Ms. Haymaker’s final remarks were that before you say an unkind work, think of someone who cannot speak.

Before you complain about the taste of food, think of someone who has nothing to eat.

Before you complain about your husband or wife, think of someone who is crying out to God for a companion.

Before you complain about life, think of someone who went too early to heaven.

Before you complain about your children, think about someone who desires children but are barren.

Before you argue about your dirty house, think of the people who are living in the streets.

Before whining about the distance you drive, think of someone who walks the same distance with their feet.

Before you complain about your job, think of the unemployed, the disabled, and those who wish they had your job.

Before you think of pointing the finger or condemning another, remember that not one of us is without sin, and we all answer to one Maker. And when depressing thoughts seem to  get you down, put a smile on your face and thank God you’re alive and still around.

Amen!

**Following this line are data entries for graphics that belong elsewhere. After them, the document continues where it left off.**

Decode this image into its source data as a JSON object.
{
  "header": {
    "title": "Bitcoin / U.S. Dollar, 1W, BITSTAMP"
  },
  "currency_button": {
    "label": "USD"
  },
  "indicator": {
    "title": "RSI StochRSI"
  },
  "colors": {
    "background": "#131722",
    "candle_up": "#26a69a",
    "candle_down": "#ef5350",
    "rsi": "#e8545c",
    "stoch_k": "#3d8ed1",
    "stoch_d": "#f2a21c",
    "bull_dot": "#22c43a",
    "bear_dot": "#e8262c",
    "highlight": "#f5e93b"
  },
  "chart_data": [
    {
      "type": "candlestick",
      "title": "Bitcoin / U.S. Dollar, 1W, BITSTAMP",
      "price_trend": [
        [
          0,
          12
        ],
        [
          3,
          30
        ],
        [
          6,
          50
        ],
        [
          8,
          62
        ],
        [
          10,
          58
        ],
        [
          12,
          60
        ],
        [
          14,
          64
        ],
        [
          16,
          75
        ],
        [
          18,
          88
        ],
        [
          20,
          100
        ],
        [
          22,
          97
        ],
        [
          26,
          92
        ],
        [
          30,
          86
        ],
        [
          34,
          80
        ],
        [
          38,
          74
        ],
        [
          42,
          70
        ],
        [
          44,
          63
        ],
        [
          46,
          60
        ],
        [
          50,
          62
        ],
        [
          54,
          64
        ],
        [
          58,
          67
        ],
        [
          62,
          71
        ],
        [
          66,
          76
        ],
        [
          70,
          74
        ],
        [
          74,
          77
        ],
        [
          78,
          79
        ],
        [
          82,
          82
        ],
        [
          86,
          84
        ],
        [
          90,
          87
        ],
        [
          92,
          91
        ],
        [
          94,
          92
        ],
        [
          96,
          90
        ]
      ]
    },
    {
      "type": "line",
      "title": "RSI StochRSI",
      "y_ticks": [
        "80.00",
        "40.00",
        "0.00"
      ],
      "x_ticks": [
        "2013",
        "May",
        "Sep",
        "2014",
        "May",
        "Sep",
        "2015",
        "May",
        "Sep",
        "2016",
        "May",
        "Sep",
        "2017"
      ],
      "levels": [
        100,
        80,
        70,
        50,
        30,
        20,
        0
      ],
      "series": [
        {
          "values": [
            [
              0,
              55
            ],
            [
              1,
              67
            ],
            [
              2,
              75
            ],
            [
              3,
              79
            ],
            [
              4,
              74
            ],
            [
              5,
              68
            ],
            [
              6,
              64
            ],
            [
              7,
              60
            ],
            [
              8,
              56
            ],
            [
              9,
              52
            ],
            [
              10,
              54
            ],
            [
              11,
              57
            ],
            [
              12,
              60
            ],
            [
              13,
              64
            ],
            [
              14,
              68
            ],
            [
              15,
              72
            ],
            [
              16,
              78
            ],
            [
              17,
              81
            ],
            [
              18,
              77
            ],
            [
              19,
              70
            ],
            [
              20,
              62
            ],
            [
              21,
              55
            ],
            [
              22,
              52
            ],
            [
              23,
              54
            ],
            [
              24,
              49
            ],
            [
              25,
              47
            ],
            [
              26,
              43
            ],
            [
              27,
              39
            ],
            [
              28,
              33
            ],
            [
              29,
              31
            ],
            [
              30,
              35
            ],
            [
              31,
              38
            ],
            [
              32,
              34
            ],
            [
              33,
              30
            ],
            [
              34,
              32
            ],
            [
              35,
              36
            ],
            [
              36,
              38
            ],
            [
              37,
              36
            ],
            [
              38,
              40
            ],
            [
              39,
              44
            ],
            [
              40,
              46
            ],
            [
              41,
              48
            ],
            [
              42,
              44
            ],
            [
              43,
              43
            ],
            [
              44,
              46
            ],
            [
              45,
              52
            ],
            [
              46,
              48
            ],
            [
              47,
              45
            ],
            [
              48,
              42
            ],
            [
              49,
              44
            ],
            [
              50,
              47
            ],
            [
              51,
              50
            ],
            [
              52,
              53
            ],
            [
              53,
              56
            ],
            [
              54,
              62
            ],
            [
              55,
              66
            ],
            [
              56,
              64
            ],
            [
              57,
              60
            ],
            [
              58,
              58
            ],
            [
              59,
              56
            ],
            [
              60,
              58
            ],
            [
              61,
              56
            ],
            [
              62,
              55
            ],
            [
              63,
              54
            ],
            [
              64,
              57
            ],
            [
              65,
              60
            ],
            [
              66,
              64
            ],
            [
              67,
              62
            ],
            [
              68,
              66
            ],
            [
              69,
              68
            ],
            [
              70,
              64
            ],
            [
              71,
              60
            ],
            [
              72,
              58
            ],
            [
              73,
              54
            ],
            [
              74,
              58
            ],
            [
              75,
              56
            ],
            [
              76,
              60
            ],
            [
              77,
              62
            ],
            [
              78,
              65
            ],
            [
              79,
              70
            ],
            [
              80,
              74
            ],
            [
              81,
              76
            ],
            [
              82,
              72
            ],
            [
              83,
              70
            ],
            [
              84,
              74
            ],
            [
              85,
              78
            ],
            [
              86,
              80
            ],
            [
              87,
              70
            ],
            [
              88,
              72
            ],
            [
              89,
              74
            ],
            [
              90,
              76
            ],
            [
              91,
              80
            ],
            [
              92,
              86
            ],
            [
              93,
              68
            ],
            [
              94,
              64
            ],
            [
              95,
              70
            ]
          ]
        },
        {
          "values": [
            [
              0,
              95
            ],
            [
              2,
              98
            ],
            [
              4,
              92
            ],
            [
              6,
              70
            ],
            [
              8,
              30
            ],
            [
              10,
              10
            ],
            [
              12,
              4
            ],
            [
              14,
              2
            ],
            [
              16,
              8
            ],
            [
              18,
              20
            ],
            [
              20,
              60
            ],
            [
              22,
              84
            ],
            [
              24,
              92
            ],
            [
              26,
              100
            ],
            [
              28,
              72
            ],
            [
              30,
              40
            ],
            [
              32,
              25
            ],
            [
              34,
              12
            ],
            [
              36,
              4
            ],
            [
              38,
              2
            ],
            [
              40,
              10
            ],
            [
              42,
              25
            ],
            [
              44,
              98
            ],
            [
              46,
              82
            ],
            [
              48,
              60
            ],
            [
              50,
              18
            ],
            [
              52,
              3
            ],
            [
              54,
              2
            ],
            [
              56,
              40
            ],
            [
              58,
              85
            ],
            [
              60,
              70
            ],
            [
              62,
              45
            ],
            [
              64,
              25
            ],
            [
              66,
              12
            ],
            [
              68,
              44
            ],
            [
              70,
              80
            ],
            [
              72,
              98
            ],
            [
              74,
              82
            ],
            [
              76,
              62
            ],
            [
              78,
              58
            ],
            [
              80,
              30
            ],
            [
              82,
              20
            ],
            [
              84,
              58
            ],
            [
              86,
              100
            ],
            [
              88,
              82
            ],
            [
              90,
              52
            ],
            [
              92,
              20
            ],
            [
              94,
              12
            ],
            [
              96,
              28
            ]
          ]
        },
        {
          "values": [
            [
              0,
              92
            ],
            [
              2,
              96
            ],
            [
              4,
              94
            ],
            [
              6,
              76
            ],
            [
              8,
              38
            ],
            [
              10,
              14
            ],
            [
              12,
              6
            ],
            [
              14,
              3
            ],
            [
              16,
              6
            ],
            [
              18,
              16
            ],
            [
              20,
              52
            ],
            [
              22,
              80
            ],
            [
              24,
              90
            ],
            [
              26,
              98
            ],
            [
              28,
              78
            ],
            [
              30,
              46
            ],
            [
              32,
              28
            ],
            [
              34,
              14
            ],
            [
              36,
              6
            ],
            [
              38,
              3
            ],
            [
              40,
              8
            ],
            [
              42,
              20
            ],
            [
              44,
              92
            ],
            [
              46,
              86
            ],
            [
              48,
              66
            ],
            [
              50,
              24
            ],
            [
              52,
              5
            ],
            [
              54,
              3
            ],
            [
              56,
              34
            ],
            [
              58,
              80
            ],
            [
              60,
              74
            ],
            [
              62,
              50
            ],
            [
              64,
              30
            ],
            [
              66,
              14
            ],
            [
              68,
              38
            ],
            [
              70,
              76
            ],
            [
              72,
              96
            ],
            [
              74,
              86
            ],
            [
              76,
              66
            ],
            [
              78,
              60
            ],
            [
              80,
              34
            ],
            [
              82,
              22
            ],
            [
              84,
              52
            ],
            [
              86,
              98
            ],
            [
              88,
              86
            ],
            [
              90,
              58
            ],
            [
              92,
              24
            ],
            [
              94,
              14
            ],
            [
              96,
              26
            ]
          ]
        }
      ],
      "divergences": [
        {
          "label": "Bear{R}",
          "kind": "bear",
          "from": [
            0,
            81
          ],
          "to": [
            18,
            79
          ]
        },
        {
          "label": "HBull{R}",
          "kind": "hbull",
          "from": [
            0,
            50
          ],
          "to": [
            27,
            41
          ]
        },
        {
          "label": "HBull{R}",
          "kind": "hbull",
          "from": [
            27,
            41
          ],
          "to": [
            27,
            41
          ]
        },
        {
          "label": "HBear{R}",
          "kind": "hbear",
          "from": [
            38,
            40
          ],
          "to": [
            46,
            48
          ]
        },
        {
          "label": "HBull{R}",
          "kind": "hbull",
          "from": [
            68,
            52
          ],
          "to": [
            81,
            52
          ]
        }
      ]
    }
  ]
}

I can think of no better Christmas message. It reflects the true meaning of Christmas all year, and what a gift. Thank you, Ms. Haymaker.

Time to make Christmas snacks. I think you will enjoy this one:



Caramel Popcorn

6 quarts popped corn

2 cups brown sugar

1 cup butter

1⁄2 cup light corn syrup

1 teaspoon vanilla

1⁄2 teaspoon baking soda

1⁄2 to 1 cup broken nuts (I use cashews)


Combine brown sugar, butter, and corn syrup in saucepan. Bring to a full boil, stirring constantly. Then boil five minutes without stirring. Remove from heat, add vanilla and soda. Pour over popcorn and nuts that has been placed in large roasting pan. Bake in 250-degree oven for one hour, stirring every 15 minutes. (Note: I use large turkey lifting forks to stir the popcorn.)